A Swiss group of researchers has developed a method that multiplies by ten the bandwidth of optical fiber to reduce the space between the fiber light pulses carrying information, allowing moving more data in less time.
The main innovation of this technology is its concept based on the use of light and to apply it is only necessary to change the source station, while other existing alternatives to speed up the optical fiber involve changing the entire infrastructure, with consequent cost.
The technology of optical fiber carries information via light pulses traveling so far ‘in single file’, which meant leaving unused spaces between each other to avoid interference.
Scientists at the Polytechnic School of the Lausanne University (EPFL, in French) in Switzerland have devised a method by which it is possible to partially overlap these light pulses as puzzle pieces and take advantage of spaces that were previously not used to carry more information, which allows exploiting the full capacity of the fiber.
This method allows almost perfectly produce these light pulses called Nyquist, which solves the problem of the occurrence of interference.

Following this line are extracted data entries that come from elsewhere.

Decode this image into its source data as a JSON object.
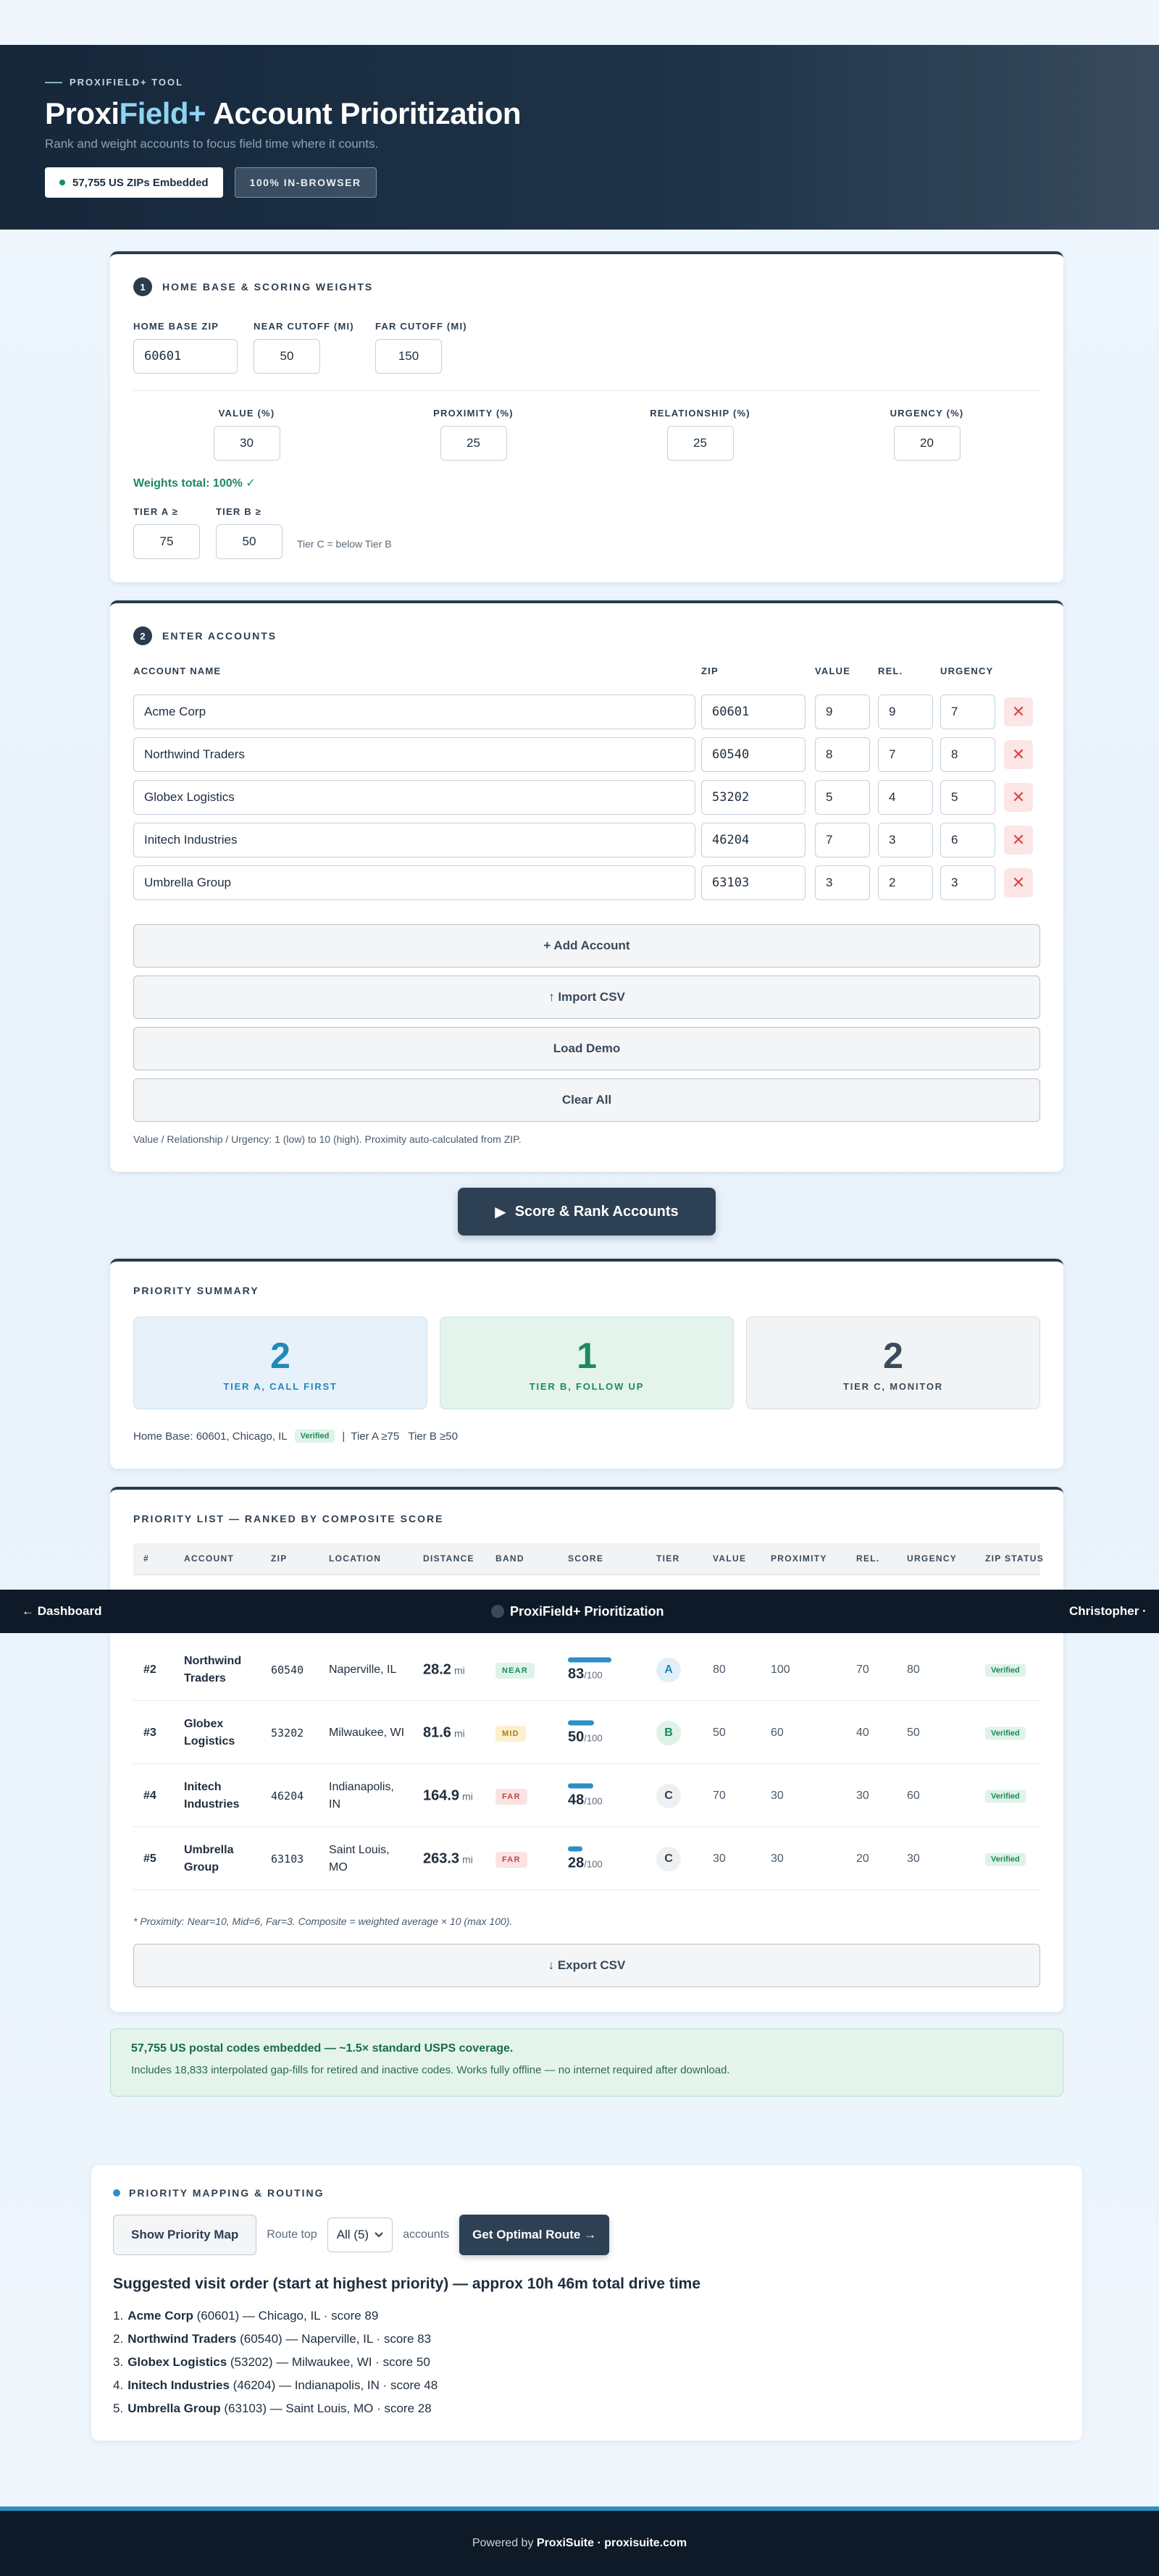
{
  "hero": {
    "eyebrow": "PROXIFIELD+ TOOL",
    "title_a": "Proxi",
    "title_b": "Field+",
    "title_c": " Account Prioritization",
    "subtitle": "Rank and weight accounts to focus field time where it counts.",
    "chip1": "57,755 US ZIPs Embedded",
    "chip2": "100% IN-BROWSER"
  },
  "section1": {
    "num": "1",
    "title": "HOME BASE & SCORING WEIGHTS",
    "home_zip_label": "HOME BASE ZIP",
    "home_zip": "60601",
    "near_label": "NEAR CUTOFF (MI)",
    "near": "50",
    "far_label": "FAR CUTOFF (MI)",
    "far": "150",
    "weights": [
      {
        "label": "VALUE (%)",
        "value": "30"
      },
      {
        "label": "PROXIMITY (%)",
        "value": "25"
      },
      {
        "label": "RELATIONSHIP (%)",
        "value": "25"
      },
      {
        "label": "URGENCY (%)",
        "value": "20"
      }
    ],
    "weights_total": "Weights total: 100% ✓",
    "tier_a_label": "TIER A ≥",
    "tier_a": "75",
    "tier_b_label": "TIER B ≥",
    "tier_b": "50",
    "tier_c_note": "Tier C = below Tier B"
  },
  "section2": {
    "num": "2",
    "title": "ENTER ACCOUNTS",
    "col_name": "ACCOUNT NAME",
    "col_zip": "ZIP",
    "col_value": "VALUE",
    "col_rel": "REL.",
    "col_urgency": "URGENCY",
    "accounts": [
      {
        "name": "Acme Corp",
        "zip": "60601",
        "value": "9",
        "rel": "9",
        "urgency": "7"
      },
      {
        "name": "Northwind Traders",
        "zip": "60540",
        "value": "8",
        "rel": "7",
        "urgency": "8"
      },
      {
        "name": "Globex Logistics",
        "zip": "53202",
        "value": "5",
        "rel": "4",
        "urgency": "5"
      },
      {
        "name": "Initech Industries",
        "zip": "46204",
        "value": "7",
        "rel": "3",
        "urgency": "6"
      },
      {
        "name": "Umbrella Group",
        "zip": "63103",
        "value": "3",
        "rel": "2",
        "urgency": "3"
      }
    ],
    "remove_glyph": "✕",
    "add_btn": "+ Add Account",
    "import_btn": "↑ Import CSV",
    "demo_btn": "Load Demo",
    "clear_btn": "Clear All",
    "hint": "Value / Relationship / Urgency: 1 (low) to 10 (high). Proximity auto-calculated from ZIP."
  },
  "score_btn": "Score & Rank Accounts",
  "score_btn_icon": "▶",
  "summary": {
    "title": "PRIORITY SUMMARY",
    "tiers": [
      {
        "count": "2",
        "label": "TIER A, CALL FIRST"
      },
      {
        "count": "1",
        "label": "TIER B, FOLLOW UP"
      },
      {
        "count": "2",
        "label": "TIER C, MONITOR"
      }
    ],
    "home_base": "Home Base: 60601, Chicago, IL",
    "verified": "Verified",
    "thresholds": "|  Tier A ≥75   Tier B ≥50"
  },
  "priority_list": {
    "title": "PRIORITY LIST — RANKED BY COMPOSITE SCORE",
    "headers": [
      "#",
      "ACCOUNT",
      "ZIP",
      "LOCATION",
      "DISTANCE",
      "BAND",
      "SCORE",
      "TIER",
      "VALUE",
      "PROXIMITY",
      "REL.",
      "URGENCY",
      "ZIP STATUS"
    ],
    "rows": [
      {
        "rank": "#2",
        "account": "Northwind Traders",
        "zip": "60540",
        "location": "Naperville, IL",
        "distance": "28.2",
        "band": "NEAR",
        "score": "83",
        "score_num": 83,
        "tier": "A",
        "value": "80",
        "proximity": "100",
        "rel": "70",
        "urgency": "80",
        "status": "Verified"
      },
      {
        "rank": "#3",
        "account": "Globex Logistics",
        "zip": "53202",
        "location": "Milwaukee, WI",
        "distance": "81.6",
        "band": "MID",
        "score": "50",
        "score_num": 50,
        "tier": "B",
        "value": "50",
        "proximity": "60",
        "rel": "40",
        "urgency": "50",
        "status": "Verified"
      },
      {
        "rank": "#4",
        "account": "Initech Industries",
        "zip": "46204",
        "location": "Indianapolis, IN",
        "distance": "164.9",
        "band": "FAR",
        "score": "48",
        "score_num": 48,
        "tier": "C",
        "value": "70",
        "proximity": "30",
        "rel": "30",
        "urgency": "60",
        "status": "Verified"
      },
      {
        "rank": "#5",
        "account": "Umbrella Group",
        "zip": "63103",
        "location": "Saint Louis, MO",
        "distance": "263.3",
        "band": "FAR",
        "score": "28",
        "score_num": 28,
        "tier": "C",
        "value": "30",
        "proximity": "30",
        "rel": "20",
        "urgency": "30",
        "status": "Verified"
      }
    ],
    "unit_mi": "mi",
    "score_suffix": "/100",
    "footnote": "* Proximity: Near=10, Mid=6, Far=3. Composite = weighted average × 10 (max 100).",
    "export_btn": "↓ Export CSV"
  },
  "navbar": {
    "back": "← Dashboard",
    "title": "ProxiField+ Prioritization",
    "user": "Christopher ·"
  },
  "note": {
    "line1": "57,755 US postal codes embedded — ~1.5× standard USPS coverage.",
    "line2": "Includes 18,833 interpolated gap-fills for retired and inactive codes. Works fully offline — no internet required after download."
  },
  "mapping": {
    "title": "PRIORITY MAPPING & ROUTING",
    "show_map": "Show Priority Map",
    "route_top": "Route top",
    "select_value": "All (5)",
    "accounts_word": "accounts",
    "route_btn": "Get Optimal Route →",
    "route_title": "Suggested visit order (start at highest priority) — approx 10h 46m total drive time",
    "route": [
      {
        "num": "1.",
        "name": "Acme Corp",
        "rest": " (60601) — Chicago, IL · score 89"
      },
      {
        "num": "2.",
        "name": "Northwind Traders",
        "rest": " (60540) — Naperville, IL · score 83"
      },
      {
        "num": "3.",
        "name": "Globex Logistics",
        "rest": " (53202) — Milwaukee, WI · score 50"
      },
      {
        "num": "4.",
        "name": "Initech Industries",
        "rest": " (46204) — Indianapolis, IN · score 48"
      },
      {
        "num": "5.",
        "name": "Umbrella Group",
        "rest": " (63103) — Saint Louis, MO · score 28"
      }
    ]
  },
  "footer": {
    "powered": "Powered by ",
    "brand": "ProxiSuite · proxisuite.com"
  }
}
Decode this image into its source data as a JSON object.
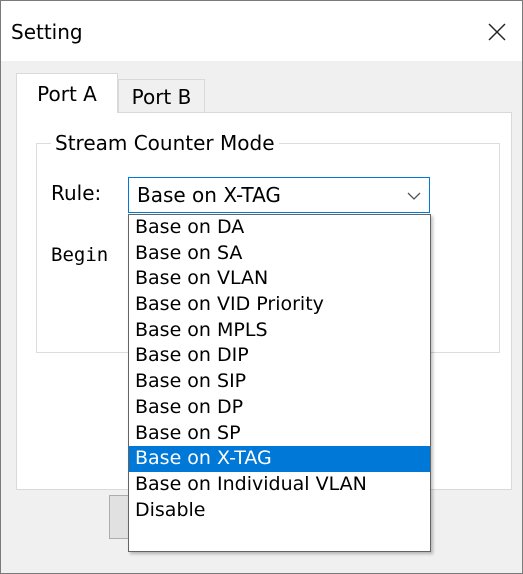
{
  "window": {
    "title": "Setting"
  },
  "tabs": [
    {
      "label": "Port A"
    },
    {
      "label": "Port B"
    }
  ],
  "group": {
    "label": "Stream Counter Mode"
  },
  "rule": {
    "label": "Rule:",
    "selected": "Base on X-TAG",
    "options": [
      "Base on DA",
      "Base on SA",
      "Base on VLAN",
      "Base on VID Priority",
      "Base on MPLS",
      "Base on DIP",
      "Base on SIP",
      "Base on DP",
      "Base on SP",
      "Base on X-TAG",
      "Base on Individual VLAN",
      "Disable"
    ]
  },
  "partial_text": "Begin",
  "colors": {
    "accent": "#0078d7",
    "panel": "#ffffff",
    "dialog_bg": "#f0f0f0"
  }
}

“These impulses together in a ‘puzzle’ have the ability to bind with each other, making interfering with each other, but not at the precise site where the information is encoded,” said in a statement the group member for fiber optics (GFO) of EPFL, Camille Bres.
The idea of using light pulses in “puzzle” to improve the capacity of the optical fiber is not new, but until now nobody had managed to carry it out without using sophisticated infrastructure.
EPFL scientists have created a laser and a modulator which got a perfect light pulses to 99%, a result never achieved by other technologies.
This technology only has the disadvantage that it will not be possible to further intensify in the future traffic information, as if the light pulses are emitted with closely spaced could not convey the information correctly.
In modern communication systems, as the exchange of information between two mobile phones, data is transported from one antenna to another through optical fiber by lit luminous pulses that are equivalent to the number one and are off which correspond to zero.
This process is a binary code consisting of a list of ones and zeros that allows the receiver to decode the original message.